Maturation for top quality breast fillet
As markets develop, increasing quantities of product are cut and deboned. Breast fillet is particularly popular in North America, Europe and Oceania. This must, however, be tender and not be stringy or chewy. To avoid stringiness and chewiness, carcasses should have been matured for a period of time, a process which was traditionally done off-line. Carcasses were kept in chilled storage for a number of hours before being cut up. Marel Poultry offers a process, now widely used, which allows maturation in-line. The process uses a combination of electrical stimulation in the defeathering department and a two stage maturation chiller.
In the first short stage products are chilled rapidly by very cold air circulated at high velocity to inhibit the growth of bacteria. Moisture is applied to all inside and outside surfaces to help chilling and to keep any weight loss to a minimum. In the second much longer stage products are chilled slowly using less cold air at lower velocities. This speeds up the proteolytic breakdown necessary for maturation and a tender breast fillet.
Precise management and control
The air chilling techniques described above allow chilling and maturation to be managed in a way impossible in an immersion chill environment. Water content, color and tenderness can be precisely controlled guaranteeing the consumer a top quality, consistent end product.
No turning the clock back
Many European markets moved from water-chilled deep frozen chicken to air-chilled fresh chicken many years ago. Other markets including Canada, Australia and New Zealand follow the European example. Even in the USA, air-chilled poultry is becoming more popular.
When consumers are offered air-chilled fresh product, they invariably quote the same reasons for preferring it.
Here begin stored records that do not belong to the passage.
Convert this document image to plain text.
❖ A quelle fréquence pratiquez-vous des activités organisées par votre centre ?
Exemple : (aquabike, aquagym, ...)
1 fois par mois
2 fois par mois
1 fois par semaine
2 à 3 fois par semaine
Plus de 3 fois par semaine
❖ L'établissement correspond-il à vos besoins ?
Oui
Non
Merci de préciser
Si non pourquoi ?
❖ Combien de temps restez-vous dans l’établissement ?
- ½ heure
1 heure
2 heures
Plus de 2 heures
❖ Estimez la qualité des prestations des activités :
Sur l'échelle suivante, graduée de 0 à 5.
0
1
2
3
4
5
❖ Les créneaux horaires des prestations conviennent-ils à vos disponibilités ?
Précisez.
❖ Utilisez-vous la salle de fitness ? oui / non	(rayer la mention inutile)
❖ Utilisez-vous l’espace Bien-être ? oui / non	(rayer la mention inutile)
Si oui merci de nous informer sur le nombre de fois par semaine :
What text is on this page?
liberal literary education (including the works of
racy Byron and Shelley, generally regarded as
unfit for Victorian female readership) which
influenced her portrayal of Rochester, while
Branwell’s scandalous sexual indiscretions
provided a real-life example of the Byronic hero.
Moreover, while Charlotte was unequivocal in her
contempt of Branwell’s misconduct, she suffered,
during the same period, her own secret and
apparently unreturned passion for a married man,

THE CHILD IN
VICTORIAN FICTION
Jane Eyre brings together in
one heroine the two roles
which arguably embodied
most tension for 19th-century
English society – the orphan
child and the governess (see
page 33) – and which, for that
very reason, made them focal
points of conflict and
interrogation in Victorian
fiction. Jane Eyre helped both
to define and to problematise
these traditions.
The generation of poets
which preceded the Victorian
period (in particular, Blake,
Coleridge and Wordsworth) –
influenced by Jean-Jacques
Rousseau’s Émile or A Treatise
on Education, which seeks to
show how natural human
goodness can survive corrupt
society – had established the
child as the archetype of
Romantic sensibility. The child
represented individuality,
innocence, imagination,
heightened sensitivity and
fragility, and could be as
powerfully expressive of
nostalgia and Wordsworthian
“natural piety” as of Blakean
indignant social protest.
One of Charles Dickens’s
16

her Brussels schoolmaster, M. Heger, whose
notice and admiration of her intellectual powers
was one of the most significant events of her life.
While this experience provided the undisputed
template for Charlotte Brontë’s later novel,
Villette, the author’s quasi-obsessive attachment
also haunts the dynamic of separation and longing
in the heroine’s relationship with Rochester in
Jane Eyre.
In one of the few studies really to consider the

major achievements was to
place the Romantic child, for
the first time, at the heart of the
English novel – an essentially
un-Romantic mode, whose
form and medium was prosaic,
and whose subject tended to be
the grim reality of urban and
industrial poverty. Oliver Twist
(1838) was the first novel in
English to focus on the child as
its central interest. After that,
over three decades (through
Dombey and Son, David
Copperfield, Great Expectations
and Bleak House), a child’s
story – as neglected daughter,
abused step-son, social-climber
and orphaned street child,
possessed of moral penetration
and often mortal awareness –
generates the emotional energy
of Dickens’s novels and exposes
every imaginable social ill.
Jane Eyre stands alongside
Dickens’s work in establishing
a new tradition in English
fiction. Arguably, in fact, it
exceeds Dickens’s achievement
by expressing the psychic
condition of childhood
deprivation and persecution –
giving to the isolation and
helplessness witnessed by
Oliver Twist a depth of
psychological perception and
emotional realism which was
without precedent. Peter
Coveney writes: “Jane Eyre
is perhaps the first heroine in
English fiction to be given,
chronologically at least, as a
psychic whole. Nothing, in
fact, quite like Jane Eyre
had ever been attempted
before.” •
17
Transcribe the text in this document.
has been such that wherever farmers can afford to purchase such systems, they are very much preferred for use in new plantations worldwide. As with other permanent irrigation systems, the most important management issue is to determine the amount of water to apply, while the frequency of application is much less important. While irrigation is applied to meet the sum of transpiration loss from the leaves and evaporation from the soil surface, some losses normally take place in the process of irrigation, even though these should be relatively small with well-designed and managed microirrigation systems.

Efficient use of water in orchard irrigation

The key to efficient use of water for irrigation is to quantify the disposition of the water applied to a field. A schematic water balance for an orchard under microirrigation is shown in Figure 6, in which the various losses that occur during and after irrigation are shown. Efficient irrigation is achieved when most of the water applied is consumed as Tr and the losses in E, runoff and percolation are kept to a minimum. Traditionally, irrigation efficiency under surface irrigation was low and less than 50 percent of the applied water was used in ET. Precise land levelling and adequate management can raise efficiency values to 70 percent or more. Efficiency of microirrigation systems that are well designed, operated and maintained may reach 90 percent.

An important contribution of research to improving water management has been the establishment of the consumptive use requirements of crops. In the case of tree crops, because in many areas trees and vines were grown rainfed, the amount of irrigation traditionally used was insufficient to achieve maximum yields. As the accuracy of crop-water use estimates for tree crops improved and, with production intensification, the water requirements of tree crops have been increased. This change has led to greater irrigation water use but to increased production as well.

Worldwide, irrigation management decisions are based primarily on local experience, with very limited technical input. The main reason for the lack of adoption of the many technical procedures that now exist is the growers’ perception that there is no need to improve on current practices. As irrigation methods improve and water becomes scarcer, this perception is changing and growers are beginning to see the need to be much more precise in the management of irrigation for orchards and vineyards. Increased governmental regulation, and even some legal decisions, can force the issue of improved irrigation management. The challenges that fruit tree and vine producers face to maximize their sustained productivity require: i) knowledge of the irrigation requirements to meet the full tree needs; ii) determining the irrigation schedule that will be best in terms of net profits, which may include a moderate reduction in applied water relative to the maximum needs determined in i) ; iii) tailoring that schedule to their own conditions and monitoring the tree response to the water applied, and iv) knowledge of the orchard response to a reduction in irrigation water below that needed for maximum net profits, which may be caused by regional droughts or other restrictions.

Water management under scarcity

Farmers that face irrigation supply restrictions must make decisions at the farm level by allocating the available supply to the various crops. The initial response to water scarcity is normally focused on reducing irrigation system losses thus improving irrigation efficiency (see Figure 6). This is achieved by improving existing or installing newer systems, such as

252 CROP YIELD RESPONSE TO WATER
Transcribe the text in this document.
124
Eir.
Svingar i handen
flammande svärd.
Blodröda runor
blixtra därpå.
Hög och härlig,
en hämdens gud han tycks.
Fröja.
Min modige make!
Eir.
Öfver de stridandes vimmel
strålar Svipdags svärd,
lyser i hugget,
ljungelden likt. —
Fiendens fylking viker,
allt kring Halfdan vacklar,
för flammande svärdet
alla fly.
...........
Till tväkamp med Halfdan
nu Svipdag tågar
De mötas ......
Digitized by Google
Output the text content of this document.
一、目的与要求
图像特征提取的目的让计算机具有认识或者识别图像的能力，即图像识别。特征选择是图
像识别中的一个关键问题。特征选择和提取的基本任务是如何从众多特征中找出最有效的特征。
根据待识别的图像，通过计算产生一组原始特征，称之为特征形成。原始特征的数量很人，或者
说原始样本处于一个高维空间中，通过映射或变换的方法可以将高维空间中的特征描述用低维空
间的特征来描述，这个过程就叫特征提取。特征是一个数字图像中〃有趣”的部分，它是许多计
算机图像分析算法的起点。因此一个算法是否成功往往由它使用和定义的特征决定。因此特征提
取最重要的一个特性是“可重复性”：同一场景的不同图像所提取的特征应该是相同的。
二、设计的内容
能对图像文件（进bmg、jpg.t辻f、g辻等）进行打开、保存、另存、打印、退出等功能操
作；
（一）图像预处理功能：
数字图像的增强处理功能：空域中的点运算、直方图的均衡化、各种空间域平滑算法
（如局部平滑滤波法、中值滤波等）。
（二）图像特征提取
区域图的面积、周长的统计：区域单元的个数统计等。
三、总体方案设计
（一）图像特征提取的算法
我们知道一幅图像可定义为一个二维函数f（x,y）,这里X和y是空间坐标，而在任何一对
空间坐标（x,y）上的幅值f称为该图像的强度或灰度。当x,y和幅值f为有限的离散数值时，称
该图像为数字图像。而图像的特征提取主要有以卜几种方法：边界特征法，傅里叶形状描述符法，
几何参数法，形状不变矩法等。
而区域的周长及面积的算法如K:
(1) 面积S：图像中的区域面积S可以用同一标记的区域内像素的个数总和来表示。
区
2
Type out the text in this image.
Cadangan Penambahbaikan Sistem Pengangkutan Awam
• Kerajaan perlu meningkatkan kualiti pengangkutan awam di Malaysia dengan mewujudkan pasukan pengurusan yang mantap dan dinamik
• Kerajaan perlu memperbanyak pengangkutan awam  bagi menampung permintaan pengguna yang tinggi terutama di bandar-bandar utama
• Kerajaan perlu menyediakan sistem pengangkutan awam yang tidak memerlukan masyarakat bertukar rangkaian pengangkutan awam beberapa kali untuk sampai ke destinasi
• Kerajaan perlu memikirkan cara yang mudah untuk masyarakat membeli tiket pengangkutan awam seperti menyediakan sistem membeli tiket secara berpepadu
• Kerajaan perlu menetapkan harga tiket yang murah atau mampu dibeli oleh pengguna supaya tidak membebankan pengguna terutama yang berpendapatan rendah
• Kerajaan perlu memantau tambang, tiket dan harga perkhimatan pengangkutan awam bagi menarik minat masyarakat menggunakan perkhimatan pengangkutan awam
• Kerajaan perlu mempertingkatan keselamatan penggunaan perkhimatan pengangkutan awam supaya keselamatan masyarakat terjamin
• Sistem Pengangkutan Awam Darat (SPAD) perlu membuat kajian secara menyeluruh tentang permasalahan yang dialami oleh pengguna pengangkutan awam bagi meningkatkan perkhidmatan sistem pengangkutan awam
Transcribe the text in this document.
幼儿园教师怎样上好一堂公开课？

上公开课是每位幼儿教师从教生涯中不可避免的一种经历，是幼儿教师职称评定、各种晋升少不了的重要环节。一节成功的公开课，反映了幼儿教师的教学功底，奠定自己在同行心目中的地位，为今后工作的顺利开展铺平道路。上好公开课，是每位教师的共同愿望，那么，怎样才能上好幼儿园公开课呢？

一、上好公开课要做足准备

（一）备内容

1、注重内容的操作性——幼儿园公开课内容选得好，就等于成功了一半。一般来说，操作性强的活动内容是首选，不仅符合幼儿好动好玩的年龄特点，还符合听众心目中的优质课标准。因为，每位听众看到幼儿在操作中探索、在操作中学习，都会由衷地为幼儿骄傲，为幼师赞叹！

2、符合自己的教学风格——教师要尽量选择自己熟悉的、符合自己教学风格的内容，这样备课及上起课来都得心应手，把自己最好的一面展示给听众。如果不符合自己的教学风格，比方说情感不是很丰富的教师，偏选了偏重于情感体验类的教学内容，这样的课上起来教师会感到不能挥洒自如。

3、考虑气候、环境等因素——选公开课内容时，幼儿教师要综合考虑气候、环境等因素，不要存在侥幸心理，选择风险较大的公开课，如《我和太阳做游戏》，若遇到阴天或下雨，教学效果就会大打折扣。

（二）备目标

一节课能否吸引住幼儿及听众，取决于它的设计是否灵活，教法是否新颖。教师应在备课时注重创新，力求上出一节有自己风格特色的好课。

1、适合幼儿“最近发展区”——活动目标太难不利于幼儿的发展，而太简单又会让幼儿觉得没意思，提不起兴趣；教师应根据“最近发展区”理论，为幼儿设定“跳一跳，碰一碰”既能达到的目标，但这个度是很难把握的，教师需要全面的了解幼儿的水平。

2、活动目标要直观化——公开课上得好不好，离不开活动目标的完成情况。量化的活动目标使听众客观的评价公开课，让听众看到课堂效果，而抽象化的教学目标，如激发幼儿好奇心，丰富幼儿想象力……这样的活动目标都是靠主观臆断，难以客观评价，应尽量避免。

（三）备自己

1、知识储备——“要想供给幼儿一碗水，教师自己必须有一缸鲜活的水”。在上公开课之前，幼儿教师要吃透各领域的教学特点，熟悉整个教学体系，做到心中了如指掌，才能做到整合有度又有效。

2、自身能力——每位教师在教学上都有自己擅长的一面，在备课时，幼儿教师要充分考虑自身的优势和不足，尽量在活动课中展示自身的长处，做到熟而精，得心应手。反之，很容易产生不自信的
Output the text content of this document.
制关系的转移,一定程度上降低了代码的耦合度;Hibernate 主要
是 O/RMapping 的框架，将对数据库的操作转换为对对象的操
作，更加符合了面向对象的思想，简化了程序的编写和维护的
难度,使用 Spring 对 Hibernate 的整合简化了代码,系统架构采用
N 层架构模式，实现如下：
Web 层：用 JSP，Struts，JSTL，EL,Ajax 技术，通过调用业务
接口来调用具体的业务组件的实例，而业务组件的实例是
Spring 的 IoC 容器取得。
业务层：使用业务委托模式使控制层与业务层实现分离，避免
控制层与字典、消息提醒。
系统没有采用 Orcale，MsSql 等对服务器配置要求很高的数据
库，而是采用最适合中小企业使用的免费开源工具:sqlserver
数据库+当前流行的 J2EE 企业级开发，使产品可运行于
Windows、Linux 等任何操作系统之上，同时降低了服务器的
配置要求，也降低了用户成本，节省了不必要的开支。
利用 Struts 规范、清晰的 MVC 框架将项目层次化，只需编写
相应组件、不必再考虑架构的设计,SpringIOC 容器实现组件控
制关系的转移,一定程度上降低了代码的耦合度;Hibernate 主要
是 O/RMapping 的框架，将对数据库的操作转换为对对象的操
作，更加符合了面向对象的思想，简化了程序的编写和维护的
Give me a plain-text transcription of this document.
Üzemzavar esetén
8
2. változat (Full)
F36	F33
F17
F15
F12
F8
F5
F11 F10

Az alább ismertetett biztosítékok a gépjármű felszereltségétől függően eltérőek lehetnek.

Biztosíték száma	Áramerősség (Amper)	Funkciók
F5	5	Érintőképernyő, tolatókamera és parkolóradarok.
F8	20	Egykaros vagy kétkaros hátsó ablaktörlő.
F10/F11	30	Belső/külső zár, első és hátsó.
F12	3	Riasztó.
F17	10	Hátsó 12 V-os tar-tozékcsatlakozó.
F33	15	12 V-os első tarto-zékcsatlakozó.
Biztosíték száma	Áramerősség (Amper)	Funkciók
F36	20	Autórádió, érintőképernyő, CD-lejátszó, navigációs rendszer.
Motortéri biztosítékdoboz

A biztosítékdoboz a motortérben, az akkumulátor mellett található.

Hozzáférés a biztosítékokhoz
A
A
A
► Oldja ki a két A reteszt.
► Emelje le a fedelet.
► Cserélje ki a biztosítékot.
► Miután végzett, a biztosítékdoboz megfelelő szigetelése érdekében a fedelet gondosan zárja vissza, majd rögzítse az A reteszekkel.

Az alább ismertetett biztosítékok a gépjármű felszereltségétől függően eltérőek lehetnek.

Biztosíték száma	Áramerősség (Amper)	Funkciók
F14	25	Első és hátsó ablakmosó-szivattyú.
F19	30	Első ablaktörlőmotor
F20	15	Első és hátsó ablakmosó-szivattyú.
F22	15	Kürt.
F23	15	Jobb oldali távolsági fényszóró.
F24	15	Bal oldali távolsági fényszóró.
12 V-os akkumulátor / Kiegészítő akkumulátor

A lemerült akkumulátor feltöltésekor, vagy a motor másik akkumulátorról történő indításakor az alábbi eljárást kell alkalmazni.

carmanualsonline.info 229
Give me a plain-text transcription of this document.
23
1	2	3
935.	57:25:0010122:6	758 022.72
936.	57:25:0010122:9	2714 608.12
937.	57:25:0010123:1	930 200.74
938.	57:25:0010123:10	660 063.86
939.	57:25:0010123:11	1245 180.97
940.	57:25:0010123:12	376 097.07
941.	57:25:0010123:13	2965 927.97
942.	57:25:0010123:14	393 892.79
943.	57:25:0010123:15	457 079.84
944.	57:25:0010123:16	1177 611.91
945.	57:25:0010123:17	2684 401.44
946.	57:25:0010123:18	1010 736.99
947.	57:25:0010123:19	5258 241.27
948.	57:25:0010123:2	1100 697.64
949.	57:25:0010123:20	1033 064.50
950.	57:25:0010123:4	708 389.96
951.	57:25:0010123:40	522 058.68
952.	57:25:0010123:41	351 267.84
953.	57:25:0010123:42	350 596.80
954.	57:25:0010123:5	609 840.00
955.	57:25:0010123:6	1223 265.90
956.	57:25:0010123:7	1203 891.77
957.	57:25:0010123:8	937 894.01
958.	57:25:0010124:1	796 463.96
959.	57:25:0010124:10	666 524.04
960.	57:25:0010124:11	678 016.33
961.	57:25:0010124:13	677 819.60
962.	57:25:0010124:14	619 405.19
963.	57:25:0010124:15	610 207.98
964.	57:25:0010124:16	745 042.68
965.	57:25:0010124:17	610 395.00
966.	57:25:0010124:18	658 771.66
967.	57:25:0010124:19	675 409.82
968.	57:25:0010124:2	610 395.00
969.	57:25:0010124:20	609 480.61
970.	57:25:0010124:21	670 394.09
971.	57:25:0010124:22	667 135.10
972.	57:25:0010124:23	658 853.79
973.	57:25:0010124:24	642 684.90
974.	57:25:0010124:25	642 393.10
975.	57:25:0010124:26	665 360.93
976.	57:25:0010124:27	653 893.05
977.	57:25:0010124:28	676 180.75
Chilled fresh chicken can be presented in many attractive ways. What is attractive to the eye is tasty to the palate! Precise labeling showing an exact “use by” date, usually within a few days, indicates that product has been recently processed. Deep frozen chicken could have been produced weeks ago if not longer. In short, consumers feel that they are buying a higher quality product, for which they are prepared to pay extra.
Experience has shown that those markets, which have made the move from off-line water-chilling to in-line air chilling, have no regrets. None would want to turn the clock back!